Kommentar

Christian Adam

Fix ist nur, dass nichts fix ist

Worst-Case-Szenario in Grödig. Am Morgen informiert, dann waren rund 40 Personen – Büromitarbeiter und Fußballer sowie Trainerstaff – den Job los. Der Blick auf den ehemaligen Profikader erscheint nun wie ein „Duty-Free“-Laden. Gut 20 Spieler sind ablösefrei auf dem Markt, die Gerüchteküche brodelt: Pascal Itter (21) zu Wacker Innsbruck, Reagy Ofosu (24) angeblich zu St. Gallen und hinter Valentin Grubeck (21) soll BW Linz her sein. Und Altach? Da hält man es wie in der Vergangenheit: Nichts sagen, am liebsten schweigen. Dabei gäbe es vielleicht durchaus interessante Namen. Dazu darf man Sandro Djuric oder Roman Kerschbaum zählen – beide 22 Jahre, Mittelfeldspieler und Österreicher.

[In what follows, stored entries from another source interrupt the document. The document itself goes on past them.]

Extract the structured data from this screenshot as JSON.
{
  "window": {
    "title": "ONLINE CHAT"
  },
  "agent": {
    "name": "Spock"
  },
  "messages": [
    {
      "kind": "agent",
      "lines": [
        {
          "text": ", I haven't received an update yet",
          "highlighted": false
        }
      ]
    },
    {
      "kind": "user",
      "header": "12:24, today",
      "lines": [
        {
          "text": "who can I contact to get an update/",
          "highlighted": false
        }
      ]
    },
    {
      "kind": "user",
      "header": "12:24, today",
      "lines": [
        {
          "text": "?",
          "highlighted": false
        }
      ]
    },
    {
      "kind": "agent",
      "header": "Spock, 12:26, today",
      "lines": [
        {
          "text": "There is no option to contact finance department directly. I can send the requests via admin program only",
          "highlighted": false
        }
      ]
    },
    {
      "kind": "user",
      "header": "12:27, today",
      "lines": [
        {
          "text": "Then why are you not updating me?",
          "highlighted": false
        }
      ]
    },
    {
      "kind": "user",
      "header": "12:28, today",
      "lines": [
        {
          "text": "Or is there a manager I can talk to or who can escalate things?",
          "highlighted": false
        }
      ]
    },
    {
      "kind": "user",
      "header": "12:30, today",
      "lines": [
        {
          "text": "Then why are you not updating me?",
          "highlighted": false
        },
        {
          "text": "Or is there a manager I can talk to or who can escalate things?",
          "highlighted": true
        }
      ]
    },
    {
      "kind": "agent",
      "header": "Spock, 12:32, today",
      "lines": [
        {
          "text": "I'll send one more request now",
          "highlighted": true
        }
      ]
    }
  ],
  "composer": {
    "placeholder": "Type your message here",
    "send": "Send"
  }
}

Dass sich Grödigs Manager bei seinem Rückzug aus dem Profifußball Gedanken über eine Ligareform macht, mag verwunderlich sein. Dass er aber eine Rückstufung in die Regionalliga als mögliches Sprungbrett zurück in den bezahlten Fußball anstrebt, darf als durchaus dreist empfunden werden. Anders ist seine Aussage – „Was in den nächsten Jahren sein wird, ist unklar. Wir schauen einmal, was die Reform bringt. Vielleicht wollen wir wieder einmal angreifen“ – nicht zu deuten. Ganz nach dem Motto: Angriff ist gut, am liebsten aus der Westliga.